The underlying disease is treated: peptic ulcer, vascular pathology, disorders of the coagulation system and organ function.
Surgery
If this procedure is ineffective, surgical intervention is performed according to vital indications - by laparotomy (traditional incision) or laparoscopy (through a probe). The bleeding area is eliminated by suturing it, resection, removing a polyp, diverticulum, or tumor.
How to recognize gastrointestinal tract infections and what actions to take can be found in this video.
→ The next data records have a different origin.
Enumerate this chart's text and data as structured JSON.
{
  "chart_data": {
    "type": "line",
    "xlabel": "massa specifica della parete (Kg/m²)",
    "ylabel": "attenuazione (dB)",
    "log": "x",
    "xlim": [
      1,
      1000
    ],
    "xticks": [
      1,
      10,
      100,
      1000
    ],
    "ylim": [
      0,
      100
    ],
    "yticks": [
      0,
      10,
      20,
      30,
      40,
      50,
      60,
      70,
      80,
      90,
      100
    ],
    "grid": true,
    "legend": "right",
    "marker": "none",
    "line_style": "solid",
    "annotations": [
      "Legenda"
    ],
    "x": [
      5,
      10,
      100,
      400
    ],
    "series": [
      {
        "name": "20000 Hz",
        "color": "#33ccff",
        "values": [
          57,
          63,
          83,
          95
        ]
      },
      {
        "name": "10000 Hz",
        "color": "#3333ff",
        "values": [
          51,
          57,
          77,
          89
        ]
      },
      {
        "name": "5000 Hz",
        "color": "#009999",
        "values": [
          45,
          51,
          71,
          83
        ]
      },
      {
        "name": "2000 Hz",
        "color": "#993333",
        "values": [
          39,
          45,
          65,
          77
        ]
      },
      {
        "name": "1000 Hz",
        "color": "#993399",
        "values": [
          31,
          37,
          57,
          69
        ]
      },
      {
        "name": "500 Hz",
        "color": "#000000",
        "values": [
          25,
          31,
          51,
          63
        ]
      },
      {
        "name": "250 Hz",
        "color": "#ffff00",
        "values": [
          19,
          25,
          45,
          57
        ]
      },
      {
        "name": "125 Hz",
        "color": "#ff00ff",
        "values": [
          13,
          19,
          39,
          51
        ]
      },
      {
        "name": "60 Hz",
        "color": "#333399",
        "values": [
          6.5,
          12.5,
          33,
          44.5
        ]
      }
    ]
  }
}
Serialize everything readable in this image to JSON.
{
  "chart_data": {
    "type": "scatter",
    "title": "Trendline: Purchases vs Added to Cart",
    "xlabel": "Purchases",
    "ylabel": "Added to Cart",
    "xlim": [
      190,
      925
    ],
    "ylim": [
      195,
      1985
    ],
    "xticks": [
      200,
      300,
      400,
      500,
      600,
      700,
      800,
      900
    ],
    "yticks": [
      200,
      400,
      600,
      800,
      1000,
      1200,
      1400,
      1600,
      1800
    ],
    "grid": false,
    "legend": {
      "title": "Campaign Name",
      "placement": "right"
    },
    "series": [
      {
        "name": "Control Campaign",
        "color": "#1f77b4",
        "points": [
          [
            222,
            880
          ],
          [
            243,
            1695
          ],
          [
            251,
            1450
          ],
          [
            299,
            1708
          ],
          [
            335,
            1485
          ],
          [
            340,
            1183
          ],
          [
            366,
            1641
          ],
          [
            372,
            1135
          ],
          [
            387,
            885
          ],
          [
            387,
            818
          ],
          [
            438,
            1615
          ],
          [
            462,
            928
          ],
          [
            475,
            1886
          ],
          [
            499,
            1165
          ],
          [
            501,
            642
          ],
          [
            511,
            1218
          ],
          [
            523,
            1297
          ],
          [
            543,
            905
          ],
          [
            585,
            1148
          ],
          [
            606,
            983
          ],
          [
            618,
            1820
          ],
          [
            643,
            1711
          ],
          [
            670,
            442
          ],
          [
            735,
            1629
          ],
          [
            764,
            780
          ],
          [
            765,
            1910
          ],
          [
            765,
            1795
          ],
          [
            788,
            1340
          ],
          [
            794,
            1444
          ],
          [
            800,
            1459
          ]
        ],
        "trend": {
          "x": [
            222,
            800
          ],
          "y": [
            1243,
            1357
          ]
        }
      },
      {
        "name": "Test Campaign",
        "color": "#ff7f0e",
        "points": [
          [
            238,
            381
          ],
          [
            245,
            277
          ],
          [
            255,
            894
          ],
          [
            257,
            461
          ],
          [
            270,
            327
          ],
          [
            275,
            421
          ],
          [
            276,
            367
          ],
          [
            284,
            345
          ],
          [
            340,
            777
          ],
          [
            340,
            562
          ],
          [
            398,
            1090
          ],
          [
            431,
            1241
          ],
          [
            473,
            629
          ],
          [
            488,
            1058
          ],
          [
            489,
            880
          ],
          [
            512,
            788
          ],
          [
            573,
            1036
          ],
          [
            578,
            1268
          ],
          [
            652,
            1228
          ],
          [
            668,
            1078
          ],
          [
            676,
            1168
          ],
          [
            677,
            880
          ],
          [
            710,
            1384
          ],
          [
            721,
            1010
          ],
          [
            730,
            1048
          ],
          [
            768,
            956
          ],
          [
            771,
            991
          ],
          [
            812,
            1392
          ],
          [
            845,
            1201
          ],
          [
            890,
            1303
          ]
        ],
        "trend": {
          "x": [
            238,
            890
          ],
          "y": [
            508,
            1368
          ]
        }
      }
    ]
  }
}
Features of bleeding in children
In infants, the most common causes of blood in the digestive tract are congenital pathologies: hemorrhagic disease, anomalies (duplication of the stomach and intestines), Dieulafoy's disease and Randu-Osler syndrome (vascular abnormalities), internal angiomas, Peutz-Jeghers syndrome (intestinal polyposis), diaphragmatic hernia, Meckel's diverticulum.
Severe vomiting may result in Mallory-Weiss syndrome. In older age, the causes are acute erosions and ulcers, portal hypertension, intestinal obstruction, inflammation, and foreign bodies.
A feature of bleeding in children is often the absence of severe symptoms, up to a loss of 15% of the circulating blood volume, and then a sudden loss of consciousness occurs.
Therefore, you need to be extremely attentive to the child and always inspect the stool.
The principles of diagnosis and treatment in children are the same as in adults, but the leading method is surgical, since most of the causes are based on gross anatomical changes of a congenital nature.
Consequences of gastrointestinal bleeding
Acute blood loss can lead to the development of severe complications:
- acute anemia;
- acute failure of internal organs (heart, kidneys, liver);
- hemorrhagic shock;
- coma, death.
The consequences of small but repeated blood loss are chronic anemia, hypoxia of internal organs with the development of dystrophic changes in the heart, liver, kidneys, and dysfunction of the central nervous system.